In case the test is performed for a preoperative refractive surgery and you use hard contact lenses, you must stop wearing them for 8 days before the test. If you wear soft lenses, it is enough to stop wearing them 5 days before the test. If you do not wear contact lenses, the technique does not require any prior preparation.

After the test

Ultrasonic pachymetry is a simple, quick test that does not cause discomfort or blurred vision. Therefore, after the test you can safely continue your daily activities without any problem. If you wear contact lenses, you can put them back in 30 minutes after the test.

How is it done

Ultrasonic pachymetry requires the administration of an anesthetic drop in each eye, which produces its effect for 15 minutes. The thickness of the cornea is then measured through contact between an ultrasonic probe and the eye. These measurements are monitored and the results are obtained instantly.

Once the data is collected, the ophthalmologist will be in charge of interpreting the results and transmitting them during the next visit.

The department in charge of performing the test is the Optometry Department, which performs all the ophthalmological tests necessary for the diagnosis and follow-up of the different ocular pathologies and the entire visual system.
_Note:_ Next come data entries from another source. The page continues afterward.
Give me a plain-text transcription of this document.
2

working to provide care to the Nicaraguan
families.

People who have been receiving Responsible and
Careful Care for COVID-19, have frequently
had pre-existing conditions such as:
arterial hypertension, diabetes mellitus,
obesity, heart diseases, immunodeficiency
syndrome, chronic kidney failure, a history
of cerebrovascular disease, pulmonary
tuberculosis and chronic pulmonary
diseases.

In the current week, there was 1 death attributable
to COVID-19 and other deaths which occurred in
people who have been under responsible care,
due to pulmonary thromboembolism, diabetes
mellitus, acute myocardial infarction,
The Department has the most advanced diagnostic equipment and the most modern technology, and its nearly 50 optometrists are specifically trained to perform these tests.

Frequently Asked Questions

Can it cause any kind of discomfort?

Pachymetry does not cause any discomfort, since a drop of anesthesia is applied to the eye to avoid any sensation of discomfort.

Do I have to be accompanied?

No, this test does not require you to be accompanied by another person.

Do I have to come fasting?

No, you do not need to fast for the test.

How long does it take to get the test results?

The data are obtained at the same time the test is taken. If an ophthalmologist’s report is required, the reported test will be returned within a few days.

Can the optometrist interpret the test result at the time of the test?

The optometrist is the one in charge of performing the test and has the knowledge to confirm its correct performance. The one who has to interpret and report the results obtained is the ophthalmologist, who will do it having the clinical context after a complete anamnesis and examination of the patient.

What are the normal values obtained in an ultrasonic pachymetry?

The normal values in this test are not exact figures. They cannot be determined by interpreting the test alone. The ophthalmologist interprets them in the context of the patient’s symptoms and ophthalmologic examination.

Can I drive after the test? Can I take a shower?

Yes, after the test it is possible to carry out any day-to-day activity, such as driving or showering.

How does the thickness of the cornea influence refractive surgery?

Refractive surgery consists of eliminating the diopters that cause myopia, hyperopia or astigmatism by thinning the cornea. For this reason, if there is not enough corneal thickness, it is not possible to operate or eliminate all the necessary diopters.